I feel an intensely personal connection with the mighty Texan punk band At The Drive- In. Let’s go back through the fog shrouded mists of time- October 2000, to be exact. I was up late on a school night, listening to the Barney Simon show on 5FM, trying to record songs from Radiohead’s Kid A onto cassette tape. Without warning, I was suddenly hit with a blast of guitars and a passionate singer hollowing unhinged lyrics about space stations and scalpels. It was my first introduction to ‘One Armed Scissor’, off their third and final album Relationship of Command. It took me months to track down the actual album, and when I finally did it helped to bring on early onset tinnitus with my incessant listening. That band meant everything to me. They came out at a time when rock music was in a dire state, dominated by nu-metal cretins like Limp Bizkit and easy listening dullards like Travis. In such a bleak time, ATDI were a shining beacon of hope. They were unabashed in their love of brash hooks and guitar abuse, but their William Burroughs inspired lyrics retained a powerful enigma. Much of this derived from their home town of El Paso, at the border of the US and Mexico, with one member telling Spin Magazine in 2000 ‘ it’s the dichotomy of a Third World Country and a First World Country living together, breathing together, separated only by a bridge.’  Viewed from 2016, their lyrics seem elliptically prophetic, painting a barbaric desert of prison camps, killer machines, masked judges and whispered threats.  A perfect soundtrack for a time in which wealthy countries and indivuals are trying to violently fortify themselves against social crisis.

In their initial heyday, ATDI were hailed as the next Nirvana, a group who would break out of the US underground on a massive scale.

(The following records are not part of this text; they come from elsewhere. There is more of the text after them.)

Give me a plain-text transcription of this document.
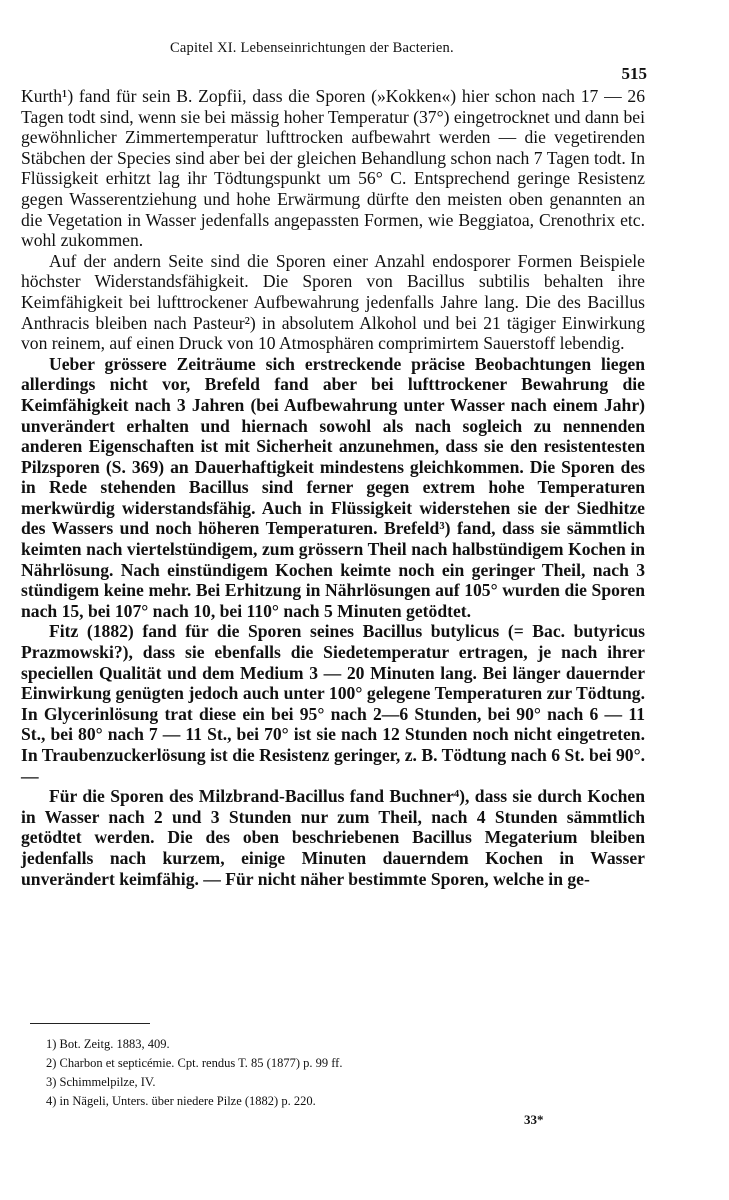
Capitel XI. Lebenseinrichtungen der Bacterien.
515

Kurth¹) fand für sein B. Zopfii, dass die Sporen (»Kokken«) hier schon nach 17 — 26 Tagen todt sind, wenn sie bei mässig hoher Temperatur (37°) eingetrocknet und dann bei gewöhnlicher Zimmertemperatur lufttrocken aufbewahrt werden — die vegetirenden Stäbchen der Species sind aber bei der gleichen Behandlung schon nach 7 Tagen todt. In Flüssigkeit erhitzt lag ihr Tödtungspunkt um 56° C. Entsprechend geringe Resistenz gegen Wasserentziehung und hohe Erwärmung dürfte den meisten oben genannten an die Vegetation in Wasser jedenfalls angepassten Formen, wie Beggiatoa, Crenothrix etc. wohl zukommen.

Auf der andern Seite sind die Sporen einer Anzahl endosporer Formen Beispiele höchster Widerstandsfähigkeit. Die Sporen von Bacillus subtilis behalten ihre Keimfähigkeit bei lufttrockener Aufbewahrung jedenfalls Jahre lang. Die des Bacillus Anthracis bleiben nach Pasteur²) in absolutem Alkohol und bei 21 tägiger Einwirkung von reinem, auf einen Druck von 10 Atmosphären comprimirtem Sauerstoff lebendig.

Ueber grössere Zeiträume sich erstreckende präcise Beobachtungen liegen allerdings nicht vor, Brefeld fand aber bei lufttrockener Bewahrung die Keimfähigkeit nach 3 Jahren (bei Aufbewahrung unter Wasser nach einem Jahr) unverändert erhalten und hiernach sowohl als nach sogleich zu nennenden anderen Eigenschaften ist mit Sicherheit anzunehmen, dass sie den resistentesten Pilzsporen (S. 369) an Dauerhaftigkeit mindestens gleichkommen. Die Sporen des in Rede stehenden Bacillus sind ferner gegen extrem hohe Temperaturen merkwürdig widerstandsfähig. Auch in Flüssigkeit widerstehen sie der Siedhitze des Wassers und noch höheren Temperaturen. Brefeld³) fand, dass sie sämmtlich keimten nach viertelstündigem, zum grössern Theil nach halbstündigem Kochen in Nährlösung. Nach einstündigem Kochen keimte noch ein geringer Theil, nach 3 stündigem keine mehr. Bei Erhitzung in Nährlösungen auf 105° wurden die Sporen nach 15, bei 107° nach 10, bei 110° nach 5 Minuten getödtet.

Fitz (1882) fand für die Sporen seines Bacillus butylicus (= Bac. butyricus Prazmowski?), dass sie ebenfalls die Siedetemperatur ertragen, je nach ihrer speciellen Qualität und dem Medium 3 — 20 Minuten lang. Bei länger dauernder Einwirkung genügten jedoch auch unter 100° gelegene Temperaturen zur Tödtung. In Glycerinlösung trat diese ein bei 95° nach 2—6 Stunden, bei 90° nach 6 — 11 St., bei 80° nach 7 — 11 St., bei 70° ist sie nach 12 Stunden noch nicht eingetreten. In Traubenzuckerlösung ist die Resistenz geringer, z. B. Tödtung nach 6 St. bei 90°. —

Für die Sporen des Milzbrand-Bacillus fand Buchner⁴), dass sie durch Kochen in Wasser nach 2 und 3 Stunden nur zum Theil, nach 4 Stunden sämmtlich getödtet werden. Die des oben beschriebenen Bacillus Megaterium bleiben jedenfalls nach kurzem, einige Minuten dauerndem Kochen in Wasser unverändert keimfähig. — Für nicht näher bestimmte Sporen, welche in ge-

1) Bot. Zeitg. 1883, 409.
2) Charbon et septicémie. Cpt. rendus T. 85 (1877) p. 99 ff.
3) Schimmelpilze, IV.
4) in Nägeli, Unters. über niedere Pilze (1882) p. 220.
33*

In reality, by late 2001 they had broken up amidst personal acrimony and drug problems. But like Nevermind did a decade before, their work proved a key portal to discover other subterranean punk and post-hardcore bands. Over the years, I have met many friends who share the same formative experience. The light that burns twice as bright burns half as long.

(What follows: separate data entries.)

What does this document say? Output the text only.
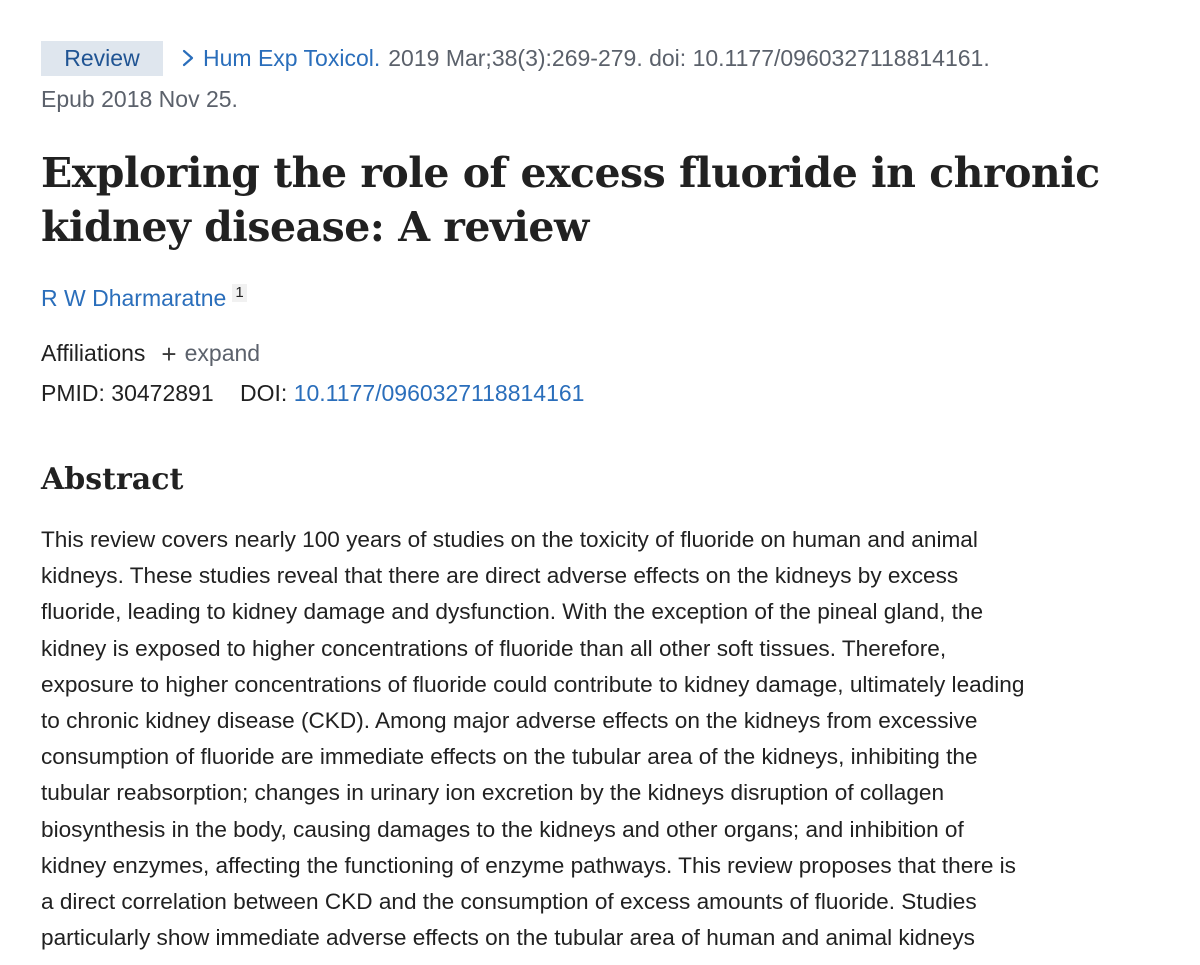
Review	Hum Exp Toxicol. 2019 Mar;38(3):269-279. doi: 10.1177/0960327118814161.
Epub 2018 Nov 25.
Exploring the role of excess fluoride in chronic kidney disease: A review
R W Dharmaratne $^1$
Affiliations + expand
PMID: 30472891 DOI: 10.1177/0960327118814161
Abstract

This review covers nearly 100 years of studies on the toxicity of fluoride on human and animal
kidneys. These studies reveal that there are direct adverse effects on the kidneys by excess
fluoride, leading to kidney damage and dysfunction. With the exception of the pineal gland, the
kidney is exposed to higher concentrations of fluoride than all other soft tissues. Therefore,
exposure to higher concentrations of fluoride could contribute to kidney damage, ultimately leading
to chronic kidney disease (CKD). Among major adverse effects on the kidneys from excessive
consumption of fluoride are immediate effects on the tubular area of the kidneys, inhibiting the
tubular reabsorption; changes in urinary ion excretion by the kidneys disruption of collagen
biosynthesis in the body, causing damages to the kidneys and other organs; and inhibition of
kidney enzymes, affecting the functioning of enzyme pathways. This review proposes that there is
a direct correlation between CKD and the consumption of excess amounts of fluoride. Studies
particularly show immediate adverse effects on the tubular area of human and animal kidneys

But after a brief reunion in 2012, they have released their first song in sixteen years. ‘Governed by Contagions’. It comes out swinging with ragged guitars and Cedric Bixler-Zavala now wailing about narcs on every corner and cannibalism. While not an earth shattering release in itself, it leaves you hungry for more of their untitled fourth album, set to drop next year. At The Drive-In broke up at the absolute pinnacle of their powers, but dark historical irony means that they may be even more relevant in 2017.